Secondly, eating and raising pigs for profit is definitely not what most would describe as a Jewish lifestyle. I’m not saying everyone needs to be kosher, but let’s not pretend that the dietary laws don’t exist. Certainly, we can choose or refuse as we want, but the laws don’t change to suit our preferences. And it definitely doesn’t make it better if the pig is raised locally.

By allowing his daughter to raise pigs, sell pigs, and eat pigs, he is leading her astray, yet at the same time, he is obviously committed to Jewish education, so much so that he’s paying private school tuition. This is rather unusual.

I do understand his perspective of living in New England, in a non-Jewish area, and trying to fit in with the community at large while maintaining a Jewish identity. (I’ve lived that way my whole life!) It’s perfectly ok for kids to have friends and interest of other faiths, but we have to be careful. 4-H offers many good activities for youngsters, why must it be pigs? Surely, she could be involved elsewhere.

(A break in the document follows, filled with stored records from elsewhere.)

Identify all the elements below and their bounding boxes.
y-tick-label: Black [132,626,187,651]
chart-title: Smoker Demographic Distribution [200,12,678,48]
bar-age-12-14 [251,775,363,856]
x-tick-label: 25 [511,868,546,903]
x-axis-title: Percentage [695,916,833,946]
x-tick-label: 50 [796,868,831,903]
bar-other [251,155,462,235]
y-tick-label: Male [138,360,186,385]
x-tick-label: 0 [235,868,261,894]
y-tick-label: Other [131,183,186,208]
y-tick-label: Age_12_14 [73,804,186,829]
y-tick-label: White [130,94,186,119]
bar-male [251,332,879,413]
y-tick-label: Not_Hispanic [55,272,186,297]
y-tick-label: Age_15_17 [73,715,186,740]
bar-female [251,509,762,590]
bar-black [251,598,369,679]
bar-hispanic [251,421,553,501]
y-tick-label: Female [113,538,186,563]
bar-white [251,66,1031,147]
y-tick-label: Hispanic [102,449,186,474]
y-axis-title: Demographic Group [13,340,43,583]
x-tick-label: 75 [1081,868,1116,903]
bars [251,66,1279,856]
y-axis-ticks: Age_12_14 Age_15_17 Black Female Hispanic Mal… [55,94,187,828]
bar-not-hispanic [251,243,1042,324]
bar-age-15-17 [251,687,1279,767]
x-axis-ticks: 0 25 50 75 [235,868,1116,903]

There is no easy answer, that’s for sure, when it comes to balancing ancient traditions with the difficulties of today. For Jews living in isolated areas, their burden can be even greater. Do I think this particular father is sending the best message? No, not really, but I’m not in charge of his family. Regardless, there is something weird about Jewish pig farmers, and I’ll leave it at that.


Do you think Jewish kids should be allowed to pig farm?